The Snow Leopard framing is honest, and refreshing from a company that usually oversells every release. A performance-focused update is genuinely useful, even if it doesn’t generate keynote excitement. The Siri AI improvements are the real story here, but the source is light on specifics about what Siri can now actually do versus what it couldn’t before. We’d treat the beta as useful for testing, not for production devices.

The RCS encryption addition is overdue and welcome. It brings Apple’s messaging closer to what Signal and WhatsApp already offer, without requiring users to change apps. For any business that sends sensitive information over text, this is worth understanding before the full release.

If you want to track how on-device AI is reshaping mobile tools and what that means for your digital setup, our AI news coverage follows these developments as they land.

What to do about it

  1. Install the public beta on a secondary device if you want to test Siri AI features before the full release.
  2. Check whether your team’s messaging workflows benefit from RCS end-to-end encryption and document any changes to your communication policy.
  3. Avoid running the beta on a primary business device until stability issues shake out.
  4. Revisit any Siri shortcuts or automation sequences you’ve built; faster responses and new AI capabilities may let you simplify them.

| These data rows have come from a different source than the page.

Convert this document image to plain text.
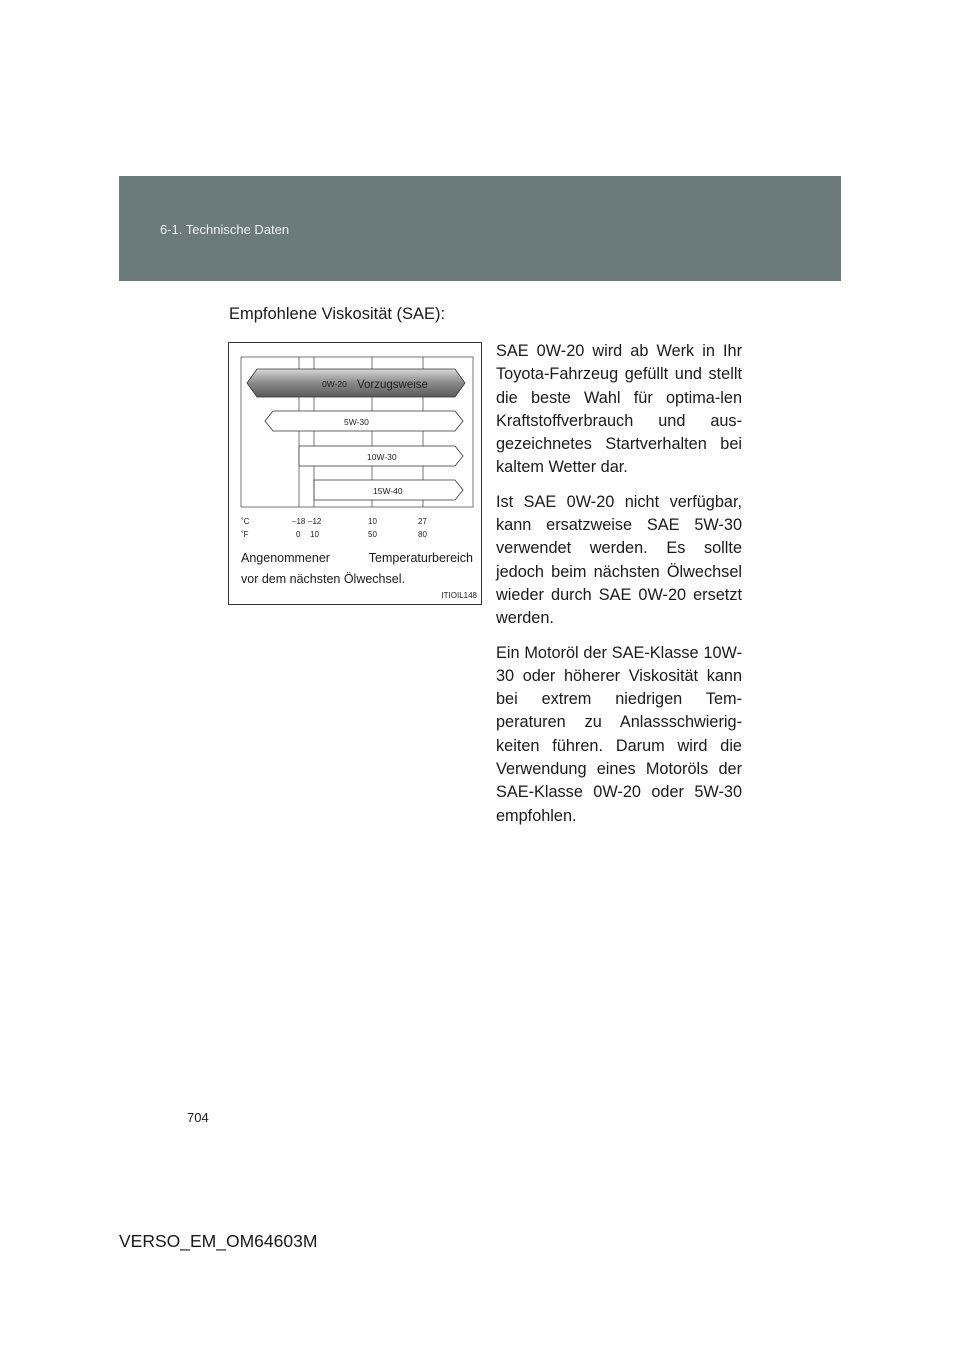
6-1. Technische Daten
Empfohlene Viskosität (SAE):
0W-20 Vorzugsweise
5W-30
10W-30
15W-40
˚C
˚F
–18 –12	10	27
0 10	50	80
Angenommener Temperaturbereich
vor dem nächsten Ölwechsel.
ITIOIL148

SAE 0W-20 wird ab Werk in Ihr Toyota-Fahrzeug gefüllt und stellt die beste Wahl für optima-len Kraftstoffverbrauch und aus-gezeichnetes Startverhalten bei kaltem Wetter dar.

Ist SAE 0W-20 nicht verfügbar, kann ersatzweise SAE 5W-30 verwendet werden. Es sollte jedoch beim nächsten Ölwechsel wieder durch SAE 0W-20 ersetzt werden.

Ein Motoröl der SAE-Klasse 10W-30 oder höherer Viskosität kann bei extrem niedrigen Tem-peraturen zu Anlassschwierig-keiten führen. Darum wird die Verwendung eines Motoröls der SAE-Klasse 0W-20 oder 5W-30 empfohlen.

704
VERSO_EM_OM64603M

The full release of iOS 27 will tell us more, but if Apple has genuinely shipped a tighter, faster OS with a meaningfully improved Siri, that’s a better outcome than another overpromised feature list that lands half-finished.

Source: The Verge · AI

Frequently asked questions

What is new in iOS 27 public beta?

iOS 27 focuses on performance improvements rather than new features. Key changes include a faster Siri with AI upgrades, end-to-end encrypted RCS messages, inline replies in Messages, faster app launches, quicker Photos search, and faster AirDrop transfers.

Is iOS 27 a big update?

It is described as a 'Snow Leopard' style update, meaning it prioritises fixing existing issues and improving speed over introducing major new features.

Does iOS 27 support RCS end-to-end encryption?

Yes. iOS 27 adds end-to-end encryption for RCS messages in the Messages app, along with support for inline replies.

When did the iOS 27 public beta come out?

The first iOS 27 public beta launched today, after developer beta testing that began in early June.